Veloso wanted to know what had really happened and wanted the real story to be known, that Alexei was on a political mission and that he was involved in one of the historical struggles of the resistance. She spoke with David Canales and he began to tell her the whole story about the party’s frustrated effort to create a financing network. Canales testified four times at the Condor trial, and shared new details about the operation with John Dinges.
“It was necessary to describe what we were doing while we were being persecuted, hunted and annihilated,” Canales said. Maintaining secrecy, he said, would reinforce the dictatorship’s false narrative, assumed to some extent even by judicial investigators, that “the activity of the anti-fascist fighters was obscure, secret, because their ends were horrible, anti-human, terrifying, unconfessable.” He became convinced that the actions of those who perished should be fully transparent: “As for me,” he added, “I was educated at school that the aims and means of the fighters for democracy and socialism are legitimate, open, and should be spread to the whole world.”
Veloso was instrumental in rallying the victims’ families to file a criminal complaint in 2000, which became a key part of the Condor trial in Chile.
With this transparency on the part of the victims, the darkest secrets that remain are those kept by the military, who protect their guilty knowledge of their heinous crimes and how they profited from them. The military officers who gave the orders and designed Condor’s operations have refused to talk openly about the plans and results of their operations. How the Condor partners managed to infiltrate the communist plans and act to nullify them as they unfolded has never been revealed.

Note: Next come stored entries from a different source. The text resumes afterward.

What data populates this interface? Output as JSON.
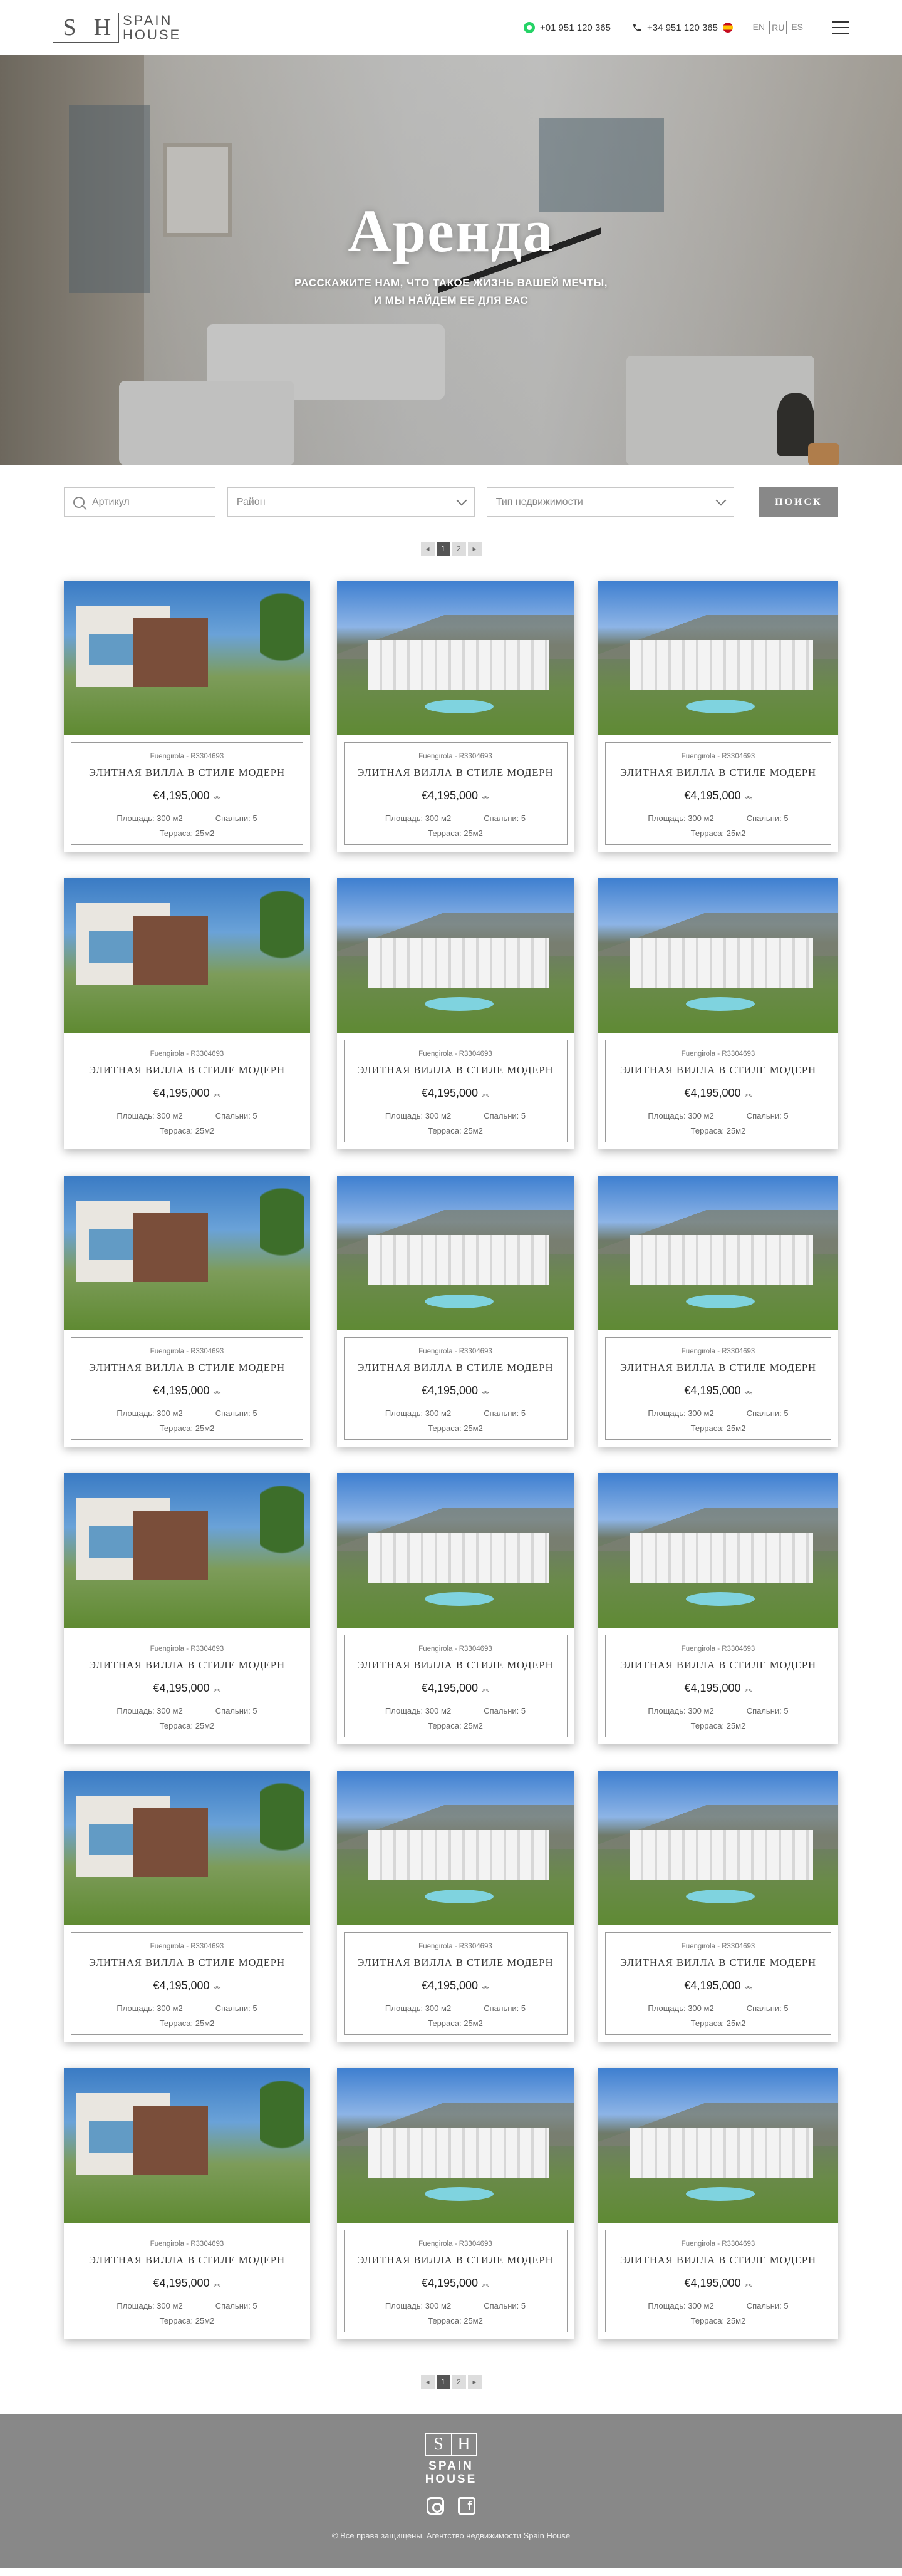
{
  "header": {
    "logo_left": "S",
    "logo_right": "H",
    "logo_line1": "SPAIN",
    "logo_line2": "HOUSE",
    "whatsapp_phone": "+01 951 120 365",
    "phone": "+34 951 120 365",
    "languages": [
      "EN",
      "RU",
      "ES"
    ],
    "active_language": "RU"
  },
  "hero": {
    "title": "Аренда",
    "subtitle_line1": "РАССКАЖИТЕ НАМ, ЧТО ТАКОЕ ЖИЗНЬ ВАШЕЙ МЕЧТЫ,",
    "subtitle_line2": "И МЫ НАЙДЕМ ЕЕ ДЛЯ ВАС"
  },
  "search": {
    "article_placeholder": "Артикул",
    "district_label": "Район",
    "type_label": "Тип недвижимости",
    "button_label": "ПОИСК"
  },
  "pagination": {
    "prev": "◂",
    "pages": [
      "1",
      "2"
    ],
    "next": "▸",
    "current": "1"
  },
  "listings": [
    {
      "image": "villa",
      "ref": "Fuengirola - R3304693",
      "title": "ЭЛИТНАЯ ВИЛЛА В СТИЛЕ МОДЕРН",
      "price": "€4,195,000",
      "area": "Площадь: 300 м2",
      "bedrooms": "Спальни: 5",
      "terrace": "Терраса: 25м2"
    },
    {
      "image": "apartments",
      "ref": "Fuengirola - R3304693",
      "title": "ЭЛИТНАЯ ВИЛЛА В СТИЛЕ МОДЕРН",
      "price": "€4,195,000",
      "area": "Площадь: 300 м2",
      "bedrooms": "Спальни: 5",
      "terrace": "Терраса: 25м2"
    },
    {
      "image": "apartments",
      "ref": "Fuengirola - R3304693",
      "title": "ЭЛИТНАЯ ВИЛЛА В СТИЛЕ МОДЕРН",
      "price": "€4,195,000",
      "area": "Площадь: 300 м2",
      "bedrooms": "Спальни: 5",
      "terrace": "Терраса: 25м2"
    },
    {
      "image": "villa",
      "ref": "Fuengirola - R3304693",
      "title": "ЭЛИТНАЯ ВИЛЛА В СТИЛЕ МОДЕРН",
      "price": "€4,195,000",
      "area": "Площадь: 300 м2",
      "bedrooms": "Спальни: 5",
      "terrace": "Терраса: 25м2"
    },
    {
      "image": "apartments",
      "ref": "Fuengirola - R3304693",
      "title": "ЭЛИТНАЯ ВИЛЛА В СТИЛЕ МОДЕРН",
      "price": "€4,195,000",
      "area": "Площадь: 300 м2",
      "bedrooms": "Спальни: 5",
      "terrace": "Терраса: 25м2"
    },
    {
      "image": "apartments",
      "ref": "Fuengirola - R3304693",
      "title": "ЭЛИТНАЯ ВИЛЛА В СТИЛЕ МОДЕРН",
      "price": "€4,195,000",
      "area": "Площадь: 300 м2",
      "bedrooms": "Спальни: 5",
      "terrace": "Терраса: 25м2"
    },
    {
      "image": "villa",
      "ref": "Fuengirola - R3304693",
      "title": "ЭЛИТНАЯ ВИЛЛА В СТИЛЕ МОДЕРН",
      "price": "€4,195,000",
      "area": "Площадь: 300 м2",
      "bedrooms": "Спальни: 5",
      "terrace": "Терраса: 25м2"
    },
    {
      "image": "apartments",
      "ref": "Fuengirola - R3304693",
      "title": "ЭЛИТНАЯ ВИЛЛА В СТИЛЕ МОДЕРН",
      "price": "€4,195,000",
      "area": "Площадь: 300 м2",
      "bedrooms": "Спальни: 5",
      "terrace": "Терраса: 25м2"
    },
    {
      "image": "apartments",
      "ref": "Fuengirola - R3304693",
      "title": "ЭЛИТНАЯ ВИЛЛА В СТИЛЕ МОДЕРН",
      "price": "€4,195,000",
      "area": "Площадь: 300 м2",
      "bedrooms": "Спальни: 5",
      "terrace": "Терраса: 25м2"
    },
    {
      "image": "villa",
      "ref": "Fuengirola - R3304693",
      "title": "ЭЛИТНАЯ ВИЛЛА В СТИЛЕ МОДЕРН",
      "price": "€4,195,000",
      "area": "Площадь: 300 м2",
      "bedrooms": "Спальни: 5",
      "terrace": "Терраса: 25м2"
    },
    {
      "image": "apartments",
      "ref": "Fuengirola - R3304693",
      "title": "ЭЛИТНАЯ ВИЛЛА В СТИЛЕ МОДЕРН",
      "price": "€4,195,000",
      "area": "Площадь: 300 м2",
      "bedrooms": "Спальни: 5",
      "terrace": "Терраса: 25м2"
    },
    {
      "image": "apartments",
      "ref": "Fuengirola - R3304693",
      "title": "ЭЛИТНАЯ ВИЛЛА В СТИЛЕ МОДЕРН",
      "price": "€4,195,000",
      "area": "Площадь: 300 м2",
      "bedrooms": "Спальни: 5",
      "terrace": "Терраса: 25м2"
    },
    {
      "image": "villa",
      "ref": "Fuengirola - R3304693",
      "title": "ЭЛИТНАЯ ВИЛЛА В СТИЛЕ МОДЕРН",
      "price": "€4,195,000",
      "area": "Площадь: 300 м2",
      "bedrooms": "Спальни: 5",
      "terrace": "Терраса: 25м2"
    },
    {
      "image": "apartments",
      "ref": "Fuengirola - R3304693",
      "title": "ЭЛИТНАЯ ВИЛЛА В СТИЛЕ МОДЕРН",
      "price": "€4,195,000",
      "area": "Площадь: 300 м2",
      "bedrooms": "Спальни: 5",
      "terrace": "Терраса: 25м2"
    },
    {
      "image": "apartments",
      "ref": "Fuengirola - R3304693",
      "title": "ЭЛИТНАЯ ВИЛЛА В СТИЛЕ МОДЕРН",
      "price": "€4,195,000",
      "area": "Площадь: 300 м2",
      "bedrooms": "Спальни: 5",
      "terrace": "Терраса: 25м2"
    },
    {
      "image": "villa",
      "ref": "Fuengirola - R3304693",
      "title": "ЭЛИТНАЯ ВИЛЛА В СТИЛЕ МОДЕРН",
      "price": "€4,195,000",
      "area": "Площадь: 300 м2",
      "bedrooms": "Спальни: 5",
      "terrace": "Терраса: 25м2"
    },
    {
      "image": "apartments",
      "ref": "Fuengirola - R3304693",
      "title": "ЭЛИТНАЯ ВИЛЛА В СТИЛЕ МОДЕРН",
      "price": "€4,195,000",
      "area": "Площадь: 300 м2",
      "bedrooms": "Спальни: 5",
      "terrace": "Терраса: 25м2"
    },
    {
      "image": "apartments",
      "ref": "Fuengirola - R3304693",
      "title": "ЭЛИТНАЯ ВИЛЛА В СТИЛЕ МОДЕРН",
      "price": "€4,195,000",
      "area": "Площадь: 300 м2",
      "bedrooms": "Спальни: 5",
      "terrace": "Терраса: 25м2"
    }
  ],
  "icons": {
    "whatsapp": "whatsapp-icon",
    "phone": "phone-icon",
    "flag": "spain-flag-icon",
    "menu": "menu-icon",
    "search": "search-icon",
    "dropdown": "chevron-down-icon",
    "price_marker": "chevrons-up-icon",
    "instagram": "instagram-icon",
    "facebook": "facebook-icon"
  },
  "footer": {
    "logo_left": "S",
    "logo_right": "H",
    "logo_line1": "SPAIN",
    "logo_line2": "HOUSE",
    "facebook_glyph": "f",
    "copyright": "© Все права защищены. Агентство недвижимости Spain House"
  },
  "colors": {
    "footer_bg": "#888888",
    "search_button_bg": "#888888",
    "whatsapp_green": "#25d366"
  }
}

Thus, it must be said that the transnational work of the military security forces again dealt a serious defeat to a major force of peaceful anti-dictatorial resistance. In what was perhaps the largest Condor operation ever undertaken, the joint security forces used the full spectrum of their methods: intelligence sharing, multinational teams for surveillance, detention and interrogation, and cross-border transfer of victims. Argentina and Chile were the main actors, but Uruguay also played a role, fabricating the fraudulent flight records of Jaccard and the Stoulmans, which allowed the operation to be covered up and diverted attention from Chile and Argentina.
“The book Los Años del Cóndor is an important addition to the memory of our country,” Veloso said in March. “And it is a vindication of the victims.”